ON THE MATTER OF ACCOMMODATION, ACCOUNTABILITY, AND THE WEEK WE STOPPED PRETENDING
There are weeks in this business that are loud. Events stack. Footage arrives. Officials issue statements and then, several hours later, issue different statements. This was that kind of week. What distinguished it from others of its type was not the volume of the reporting but its direction — which is to say, nearly every story filed in the last seven days pointed, from different angles, toward the same uncomfortable observation. We are no longer a world in which strange things happen at the margins. We are a world in which the margins have moved, and nobody updated the maps.
I will begin with the matter of accommodation. Penny Hart’s investigation into cryptid nesting sites currently listed on short-term rental platforms is the kind of story this network exists to cover and that other networks choose not to. The findings were specific and, on reflection, not surprising. Five verified habitats. An average guest rating of 2.1 stars. Complaints focused primarily on odour and the persistent sensation of being watched by something that had not technically checked in. The hosts have not responded to requests for comment. The listings remain active. Authorities have been notified. The platform’s trust and safety team has also been notified. The platform’s trust and safety team has not responded.
Out of Utah this week came footage that this network will be reviewing for some time. Mara Vane’s investigation into Skinwalker Ranch revealed that employees have been actively coaxing anomalous phenomena with training aids in order to improve performance metrics. The footage runs fourteen hours. The Milk-Bones are visible. I want to be precise here: the concern is not that the anomalies responded to the training aids. The concern is that they responded consistently. Reliability of that kind implies familiarity. Familiarity implies duration. The ranch has not confirmed how long this has been occurring.
Mara Vane also covered the matter of Doris Frampton’s koi pond in Baton Rouge, where a three-foot amphibious entity climbed out of the water last Thursday and, by the witness’s account, appeared to evaluate the wind chimes and reach a conclusion. Investigators have proposed raccoon. Ms. Frampton is not accepting raccoon. Having reviewed her statement in full, I am inclined to report that her account is specific in ways that raccoon does not adequately address.
Rico Valez filed two significant pieces this week. The first concerned a Department of Defense memorandum confirming the existence of a federal cryptid employment program, followed within the hour by a denial that any such confirmation had been issued.
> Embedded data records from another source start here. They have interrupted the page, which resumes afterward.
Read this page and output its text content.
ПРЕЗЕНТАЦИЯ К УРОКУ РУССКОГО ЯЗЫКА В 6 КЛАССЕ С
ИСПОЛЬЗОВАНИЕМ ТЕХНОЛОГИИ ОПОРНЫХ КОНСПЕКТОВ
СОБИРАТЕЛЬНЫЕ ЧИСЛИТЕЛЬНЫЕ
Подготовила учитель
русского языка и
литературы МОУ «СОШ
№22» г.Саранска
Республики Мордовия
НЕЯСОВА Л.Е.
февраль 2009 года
The spokesperson required a towel. The second was the KGW8 Portland incident, in which a nine-foot bipedal cryptid widely believed to be Bigfoot walked through a live traffic segment on Southeast Burnside Street and the anchor continued without interruption. The anchor has since declined to comment. The production notes for that segment have been requested. They have not arrived.
Evelyn Crowe filed two reports this week from the Arizona corridor that I want to note for their tonal consistency. The first documented a Tucson woman who has begun running at five in the morning as a direct result of a chupacabra encounter she does not wish to repeat. The second documented a support group in Phoenix, currently nine members, in which chupacabras gather weekly to discuss dietary habits and public perception. Taken separately, these are two stories. Taken together, they describe an ongoing situation on both sides of an encounter that nobody has fully mapped and nobody is currently mapping.
That is the week. Seven stories. One direction. The world continues to accommodate what it cannot explain, and what it cannot explain continues to show up, be rated, be filmed, be fed, be regulated, and, in at least one documented case, form a committee.
This is Hal Ridgeway. Authorities continue to urge caution. We will continue to report.